The first time she’d been here, Jane had gone backward and forward with Trice through everything that had been in place for the trip to Dayton, and that meant she didn’t even know what she was supposed to be talking about when she was called back for a second inte
rrogation. For the moment at least, she was pleased that it was a question she could easily answer.
“Of course. As we all know, leaving the White House poses the greatest risks to the president. That time in transit while getting to and from wherever he’s going requires meticulous preparation and employing a number of measures in the event that an adversary, which we often refer to as a jackal, makes an attempt on the president’s life.
“In addition to the standard Secret Service detail that guard’s the president’s person, we make use of counter-sniper units at rooftop locations near key entrances and exits. An entire counterassault team travels nearby with the president to immediately engage enemy combatants with return fire in order to provide cover for the detail and drivers to withdraw the president to safety.
“If you’re referring to an excursion such as a hotel stay, the Secret Service will ensure that the entire floor the president stays on is vacant, as well as the rooms above and below his. All hotel employees have their backgrounds checked, and finding anyone with a criminal history will lead to us requesting that the employee be placed on leave. In addition to that, we set up a command post within the hotel for the duration of the stay.

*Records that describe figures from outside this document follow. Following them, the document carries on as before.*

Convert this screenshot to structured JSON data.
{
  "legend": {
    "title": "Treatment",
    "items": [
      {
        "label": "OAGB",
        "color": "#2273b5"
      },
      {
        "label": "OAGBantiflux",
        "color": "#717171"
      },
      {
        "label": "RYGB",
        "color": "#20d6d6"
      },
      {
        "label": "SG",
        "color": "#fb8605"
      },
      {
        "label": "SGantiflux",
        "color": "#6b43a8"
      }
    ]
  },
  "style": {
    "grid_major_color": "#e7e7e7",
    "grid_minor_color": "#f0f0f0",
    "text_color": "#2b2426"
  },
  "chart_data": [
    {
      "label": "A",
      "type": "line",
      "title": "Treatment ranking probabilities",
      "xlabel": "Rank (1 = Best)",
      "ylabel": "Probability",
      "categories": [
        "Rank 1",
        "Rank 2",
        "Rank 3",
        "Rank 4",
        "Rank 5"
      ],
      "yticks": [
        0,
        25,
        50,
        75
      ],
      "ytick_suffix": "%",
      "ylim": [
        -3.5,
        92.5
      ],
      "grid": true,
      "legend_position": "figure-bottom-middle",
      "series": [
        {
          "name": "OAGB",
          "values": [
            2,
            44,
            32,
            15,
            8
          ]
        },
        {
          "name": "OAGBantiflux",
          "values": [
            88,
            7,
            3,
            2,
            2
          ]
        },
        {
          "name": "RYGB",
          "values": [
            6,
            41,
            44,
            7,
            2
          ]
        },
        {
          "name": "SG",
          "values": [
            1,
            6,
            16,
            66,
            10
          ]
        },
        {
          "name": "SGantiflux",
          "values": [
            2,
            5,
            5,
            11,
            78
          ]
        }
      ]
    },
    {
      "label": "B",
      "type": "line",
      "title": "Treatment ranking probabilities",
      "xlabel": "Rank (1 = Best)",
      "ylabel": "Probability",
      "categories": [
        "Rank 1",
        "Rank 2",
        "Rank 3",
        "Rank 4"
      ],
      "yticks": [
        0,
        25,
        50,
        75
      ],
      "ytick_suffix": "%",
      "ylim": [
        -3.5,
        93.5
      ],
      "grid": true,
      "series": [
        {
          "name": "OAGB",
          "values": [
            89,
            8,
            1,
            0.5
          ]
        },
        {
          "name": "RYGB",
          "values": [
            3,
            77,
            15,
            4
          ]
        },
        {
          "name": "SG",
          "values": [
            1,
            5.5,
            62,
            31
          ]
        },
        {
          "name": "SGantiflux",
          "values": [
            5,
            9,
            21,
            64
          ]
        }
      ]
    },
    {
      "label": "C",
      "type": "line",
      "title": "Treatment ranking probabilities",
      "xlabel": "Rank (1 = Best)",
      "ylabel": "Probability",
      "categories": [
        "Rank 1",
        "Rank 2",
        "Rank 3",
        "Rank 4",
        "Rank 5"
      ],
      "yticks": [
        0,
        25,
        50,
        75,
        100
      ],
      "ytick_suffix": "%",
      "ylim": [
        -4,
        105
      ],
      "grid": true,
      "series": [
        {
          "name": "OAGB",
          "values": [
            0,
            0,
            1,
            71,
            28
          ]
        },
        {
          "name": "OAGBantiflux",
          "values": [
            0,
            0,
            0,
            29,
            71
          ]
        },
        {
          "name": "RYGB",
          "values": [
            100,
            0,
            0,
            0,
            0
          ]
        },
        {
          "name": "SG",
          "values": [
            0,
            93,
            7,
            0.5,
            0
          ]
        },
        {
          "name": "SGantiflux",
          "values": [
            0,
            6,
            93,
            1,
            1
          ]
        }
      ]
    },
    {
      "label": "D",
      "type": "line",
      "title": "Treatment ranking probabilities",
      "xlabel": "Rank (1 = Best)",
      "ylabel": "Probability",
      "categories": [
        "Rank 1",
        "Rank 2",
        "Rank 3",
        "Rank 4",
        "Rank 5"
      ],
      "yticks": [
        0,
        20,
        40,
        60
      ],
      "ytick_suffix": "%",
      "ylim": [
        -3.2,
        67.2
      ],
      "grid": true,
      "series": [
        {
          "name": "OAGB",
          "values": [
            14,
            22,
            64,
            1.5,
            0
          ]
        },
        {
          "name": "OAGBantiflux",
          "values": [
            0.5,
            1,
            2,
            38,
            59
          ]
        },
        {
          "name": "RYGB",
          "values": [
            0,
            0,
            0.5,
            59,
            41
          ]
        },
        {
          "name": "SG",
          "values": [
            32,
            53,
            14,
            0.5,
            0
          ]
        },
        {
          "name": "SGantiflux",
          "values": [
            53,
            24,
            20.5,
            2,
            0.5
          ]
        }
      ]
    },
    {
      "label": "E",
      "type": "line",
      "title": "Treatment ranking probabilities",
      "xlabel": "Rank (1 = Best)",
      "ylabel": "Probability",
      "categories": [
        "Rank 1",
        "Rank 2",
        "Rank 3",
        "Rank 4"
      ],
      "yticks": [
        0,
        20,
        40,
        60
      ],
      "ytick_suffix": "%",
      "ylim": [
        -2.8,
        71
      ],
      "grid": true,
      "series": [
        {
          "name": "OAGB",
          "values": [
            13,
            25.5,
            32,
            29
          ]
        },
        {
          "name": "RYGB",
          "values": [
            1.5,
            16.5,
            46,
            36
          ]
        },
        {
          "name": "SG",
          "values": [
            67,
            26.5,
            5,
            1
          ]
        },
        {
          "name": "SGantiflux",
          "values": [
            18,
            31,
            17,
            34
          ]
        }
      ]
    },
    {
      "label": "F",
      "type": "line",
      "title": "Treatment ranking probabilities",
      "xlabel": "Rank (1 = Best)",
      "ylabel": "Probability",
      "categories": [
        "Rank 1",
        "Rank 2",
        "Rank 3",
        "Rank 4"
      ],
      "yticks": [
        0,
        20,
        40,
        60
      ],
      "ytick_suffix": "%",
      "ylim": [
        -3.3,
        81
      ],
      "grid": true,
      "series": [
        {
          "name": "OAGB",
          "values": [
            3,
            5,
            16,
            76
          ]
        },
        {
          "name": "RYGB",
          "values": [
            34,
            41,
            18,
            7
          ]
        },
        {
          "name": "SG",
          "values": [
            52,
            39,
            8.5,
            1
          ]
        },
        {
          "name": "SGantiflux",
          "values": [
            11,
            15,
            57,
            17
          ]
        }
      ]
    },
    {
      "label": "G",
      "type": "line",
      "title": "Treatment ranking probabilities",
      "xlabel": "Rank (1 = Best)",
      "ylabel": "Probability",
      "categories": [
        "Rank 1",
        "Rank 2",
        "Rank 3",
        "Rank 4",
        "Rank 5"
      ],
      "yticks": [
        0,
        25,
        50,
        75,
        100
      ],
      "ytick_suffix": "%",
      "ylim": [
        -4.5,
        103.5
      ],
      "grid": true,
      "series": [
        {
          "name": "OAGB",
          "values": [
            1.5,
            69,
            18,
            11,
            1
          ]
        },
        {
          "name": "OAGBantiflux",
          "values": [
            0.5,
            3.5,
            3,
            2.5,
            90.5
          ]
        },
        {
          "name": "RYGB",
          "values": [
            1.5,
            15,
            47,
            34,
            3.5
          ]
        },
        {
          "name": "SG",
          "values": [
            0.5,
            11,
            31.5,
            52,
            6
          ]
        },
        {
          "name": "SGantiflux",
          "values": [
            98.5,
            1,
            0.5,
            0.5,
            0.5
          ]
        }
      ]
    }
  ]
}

I could go on and on. Is there a specific circumstance you’d like to hear about?”
Jane smiled as she articulated her question, though as much as she enjoyed talking about her work she found herself irked by what this conversation seemed to be focused on.
“That will do,” Trice said. “Please tell me more about how you see your role in enacting those procedures for the Presidential Protective Division.”
Clearing her throat to cover her discomfort, Jane smiled again.
“As a staffing and logistics agent for the PPD, it’s my job to help make the advance preparations and arrangements necessary for the Secret Service to carry out its mission of protecting the president. How I see my role is a little bit like a chess player, matching the pieces I have to an ever-changing board state full of variables known and unknown. I do this based on the guidelines we have in place and my best judgment about what will ensure the greatest degree of safety for the president.”